У начала дороги сидели мальчишки-бегуны. Там же стояли дома гончаров, и из труб шел дым – топились их огромные печи. Вербовщики подошли к рядам, где сидели писцы, им сделали табличку, потом ее наскоро обожгли, и бегун понесся с ней вверх. Да, я не сказал, что внутри были еще лестницы. Тому, кто наловчился по ним бегать, проще было подняться на пять ярусов по лестницам, а не кружить внутри Нашей Башни по пологой дороге-норе. Мы сперва смертельно боялись этих лестниц – во-первых, потому, что раньше их никогда не видели, а во-вторых – при нас со ступенек свалился человек, который нес корзину с табличками. Тут же его обступили, и он очень жалобно кричал, чтобы не трогали табличек.
Ожидая ответа, мы сели рядом с писцами. Гамид стал расспрашивать, что за светящееся облако висело ночью над столицей. Ему объяснили – это Наша Башня, когда в комнатах зажигают лампы.
– Неужели тут такие яркие лампы? – спросили мы.
– В богатых семьях принято покупать дорогие лампы из горного хрусталя с устройством, которое отражает свет, – сказали нам.
Мы оставили младшего, Гугуда, охранять наши мешки и пошли посмотреть на сараи и на кузницу. Такие большие сараи мы видели впервые.
Рядом с Нашей Башней стояло здание, пристроенное к ней одним боком, возле здания был загон, а в загоне восемь ослов вращали огромную крестовину, посреди которой торчал толстый столб и вертелся, а на нем было такое круглое, круглое, с зубцами, и соприкасалось с другим круглым, их там было много на столбах, и от них тянулись в окна веревки и широкие полосы толстой ткани.
– Что это, господин? – спросили мы человека наших лет, который как раз вышел оттуда и подзывал к себе разносчика воды. Этот человек был без головной повязки, высок и тощ, при этом щурился, как тот, кто работает в темной комнате и редко выходит на солнечный свет.
– Это священная крестовина бога Мардука, – ответил он. – Откуда вы взялись, если не знаете, что великий Мардук воплощается в такой крестовине?
– А это – его храм? – спросили мы.
– Да, это его храм, – ответил человек. – Но туда вам нельзя! Туда могут входить только избранные жрецы! Ступайте, ступайте!
– А это вращение крестовины – что оно значит? – снова спросили мы.

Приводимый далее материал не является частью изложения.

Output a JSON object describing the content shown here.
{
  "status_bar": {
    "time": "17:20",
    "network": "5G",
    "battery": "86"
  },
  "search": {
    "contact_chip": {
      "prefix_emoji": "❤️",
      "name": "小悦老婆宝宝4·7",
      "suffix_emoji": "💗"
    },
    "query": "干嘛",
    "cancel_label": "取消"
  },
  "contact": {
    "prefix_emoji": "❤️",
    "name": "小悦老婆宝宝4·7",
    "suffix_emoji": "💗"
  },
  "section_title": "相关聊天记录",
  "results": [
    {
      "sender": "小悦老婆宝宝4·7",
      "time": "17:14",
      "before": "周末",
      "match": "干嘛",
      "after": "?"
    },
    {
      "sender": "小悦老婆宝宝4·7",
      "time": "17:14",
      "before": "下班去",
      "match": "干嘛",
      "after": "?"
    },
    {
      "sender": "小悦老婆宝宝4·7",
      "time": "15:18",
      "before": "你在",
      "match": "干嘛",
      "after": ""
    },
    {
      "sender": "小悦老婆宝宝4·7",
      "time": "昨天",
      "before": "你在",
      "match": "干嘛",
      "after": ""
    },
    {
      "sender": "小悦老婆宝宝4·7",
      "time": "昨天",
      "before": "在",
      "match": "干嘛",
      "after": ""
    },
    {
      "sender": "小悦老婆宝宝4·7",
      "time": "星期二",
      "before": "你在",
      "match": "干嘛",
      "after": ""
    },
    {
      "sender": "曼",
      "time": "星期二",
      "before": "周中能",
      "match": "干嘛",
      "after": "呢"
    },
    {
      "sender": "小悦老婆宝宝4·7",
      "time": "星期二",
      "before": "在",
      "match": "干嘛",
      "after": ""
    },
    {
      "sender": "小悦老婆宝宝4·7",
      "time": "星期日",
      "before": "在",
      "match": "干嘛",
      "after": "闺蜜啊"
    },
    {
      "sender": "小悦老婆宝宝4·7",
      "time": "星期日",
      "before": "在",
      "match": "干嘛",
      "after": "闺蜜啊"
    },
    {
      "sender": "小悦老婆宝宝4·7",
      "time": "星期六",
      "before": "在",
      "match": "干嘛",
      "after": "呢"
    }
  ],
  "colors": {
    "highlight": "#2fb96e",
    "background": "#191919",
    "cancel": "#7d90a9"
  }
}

– Это – прибавление силы бога Мардука. Отойдите подальше, чтобы эта сила вас не коснулась.
– А ты?
– А я живу этой силой. Она меня питает! – объяснил человек, и мы попятились. Он же, когда разносчик налил ему сладкой воды в кружку, ушел обратно в храм Мардука.
– Но почему деревянная?! – закричал ему вслед Гамид.
Ответа не было.
– Потому, дурень, что это, наверно, кедровое дерево с севера, – сказали мы ему. – Представляешь, сколько эта крестовина стоит? Мардук, слава ему великая, мог воплотиться только в очень дорогой крестовине.
– Но почему ослы? Разве не нашлось людей, желающих послужить Мардуку? – возмутился Гамид, но мы поскорее увели его.
– Но почему она скрипит? Разве это голос бога Мардука? – вот последнее, что он успел выкрикнуть. Тахмад закрыл ему ладонью рот – ладонью, как лопата, которой копают огород, и, после путешествия, такой же чистой.